Thin-film etch and deposition process equipment maker Veeco Instruments Inc of Plainview, NY, USA has completed its acquisition of Ultratech Inc of San Jose, CA, USA (which designs and makes lithography, laser-processing and inspection systems used to manufacture semiconductor devices and LEDs.
Ultratech provides lithography equipment for advanced packaging applications and for LEDs, and is a pioneer in laser spike anneal technology used for the production of microelectronic devices. In addition, it offers wafer inspection solutions leveraging its proprietary coherent gradient sensing (CGS) technology that address a wide variety of semiconductor applications.

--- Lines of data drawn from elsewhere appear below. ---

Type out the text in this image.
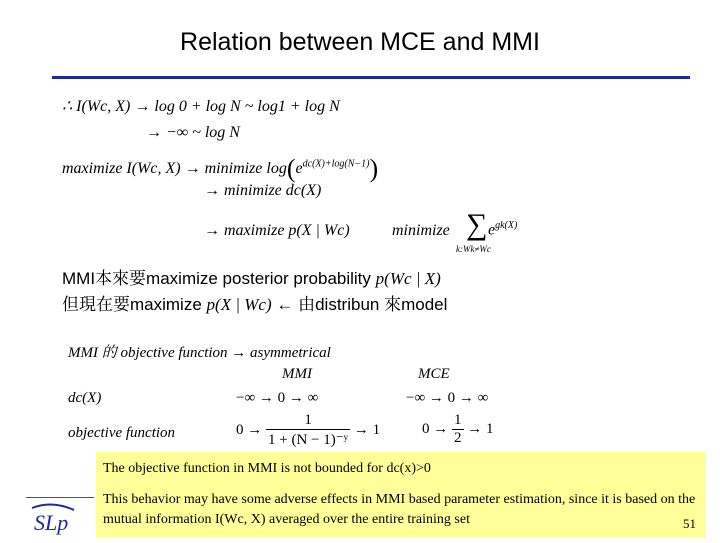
Relation between MCE and MMI
∴ I(Wc, X) → log 0 + log N ~ log1 + log N
→ −∞ ~ log N
maximize I(Wc, X) → minimize $\log(e^{dc(X)+log(N-1)})$
→ minimize dc(X)
→ maximize p(X | Wc)	minimize ∑
k:Wk≠Wc
$e^{gk(X)}$
MMI本來要maximize posterior probability p(Wc | X)
但現在要maximize p(X | Wc) ← 由distribun 來model
MMI 的 objective function → asymmetrical
MMI	MCE
dc(X)	−∞ → 0 → ∞	−∞ → 0 → ∞
objective function	$0 \to \frac{1}{\text{1 + (N − 1)⁻ʸ}} \to 1$	$0 \to \frac{1}{2} \to 1$
The objective function in MMI is not bounded for dc(x)>0
This behavior may have some adverse effects in MMI based parameter estimation, since it is based on the mutual information I(Wc, X) averaged over the entire training set
SLp	51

The strategic transaction “establishes Veeco as a leading equipment supplier to the growing advanced packaging industry,” says Veeco’s chairman & CEO John R. Peeler. “This compelling combination increases our scale while bringing together complementary technologies and a strong talent pool,” he adds. “This is the ideal platform to accelerate growth, enhance profitability and deliver significant value for our customers and shareholders.”

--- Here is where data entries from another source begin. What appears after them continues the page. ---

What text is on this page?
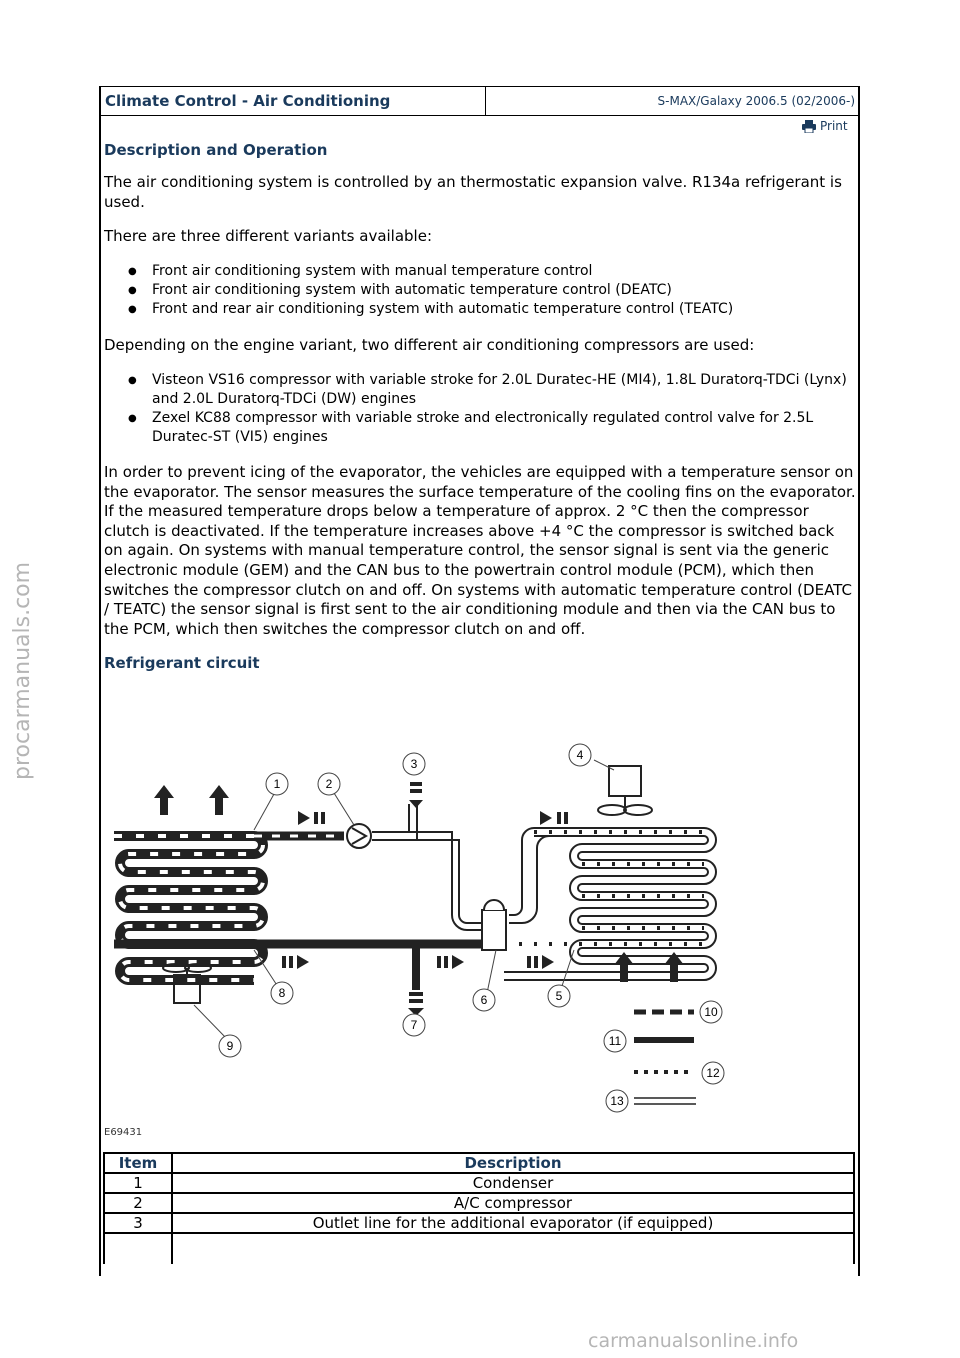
Climate Control - Air Conditioning	S-MAX/Galaxy 2006.5 (02/2006-)
Print
Description and Operation

The air conditioning system is controlled by an thermostatic expansion valve. R134a refrigerant is used.

There are three different variants available:

● Front air conditioning system with manual temperature control
● Front air conditioning system with automatic temperature control (DEATC)
● Front and rear air conditioning system with automatic temperature control (TEATC)

Depending on the engine variant, two different air conditioning compressors are used:

● Visteon VS16 compressor with variable stroke for 2.0L Duratec-HE (MI4), 1.8L Duratorq-TDCi (Lynx) and 2.0L Duratorq-TDCi (DW) engines
● Zexel KC88 compressor with variable stroke and electronically regulated control valve for 2.5L Duratec-ST (VI5) engines

In order to prevent icing of the evaporator, the vehicles are equipped with a temperature sensor on the evaporator. The sensor measures the surface temperature of the cooling fins on the evaporator. If the measured temperature drops below a temperature of approx. 2 °C then the compressor clutch is deactivated. If the temperature increases above +4 °C the compressor is switched back on again. On systems with manual temperature control, the sensor signal is sent via the generic electronic module (GEM) and the CAN bus to the powertrain control module (PCM), which then switches the compressor clutch on and off. On systems with automatic temperature control (DEATC / TEATC) the sensor signal is first sent to the air conditioning module and then via the CAN bus to the PCM, which then switches the compressor clutch on and off.

Refrigerant circuit
1	2
3
4
5
6
7
8
9
10
11
12
13
E69431
Item	Description
1	Condenser
2	A/C compressor
3	Outlet line for the additional evaporator (if equipped)

procarmanuals.com
carmanualsonline.info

The transaction is expected to be immediately accretive on a non-GAAP basis. Veeco is targeting $15m in annualized run-rate synergies within 24 months after closing, to be achieved through increased efficiencies and leveraging the scale of the combined businesses.
Ultratech shareholders will receive $21.75 in cash and 0.2675 of a share of Veeco common stock for each Ultratech share outstanding. The total transaction is valued at about $862.3m, consisting of about 7.4 million shares of Veeco common stock and $628.4m in cash to former Ultratech shareholders and equity award holders. As a result of the acquisition, Ultratech Inc stock has ceased trading and is no longer listed on the NASDAQ Stock Market.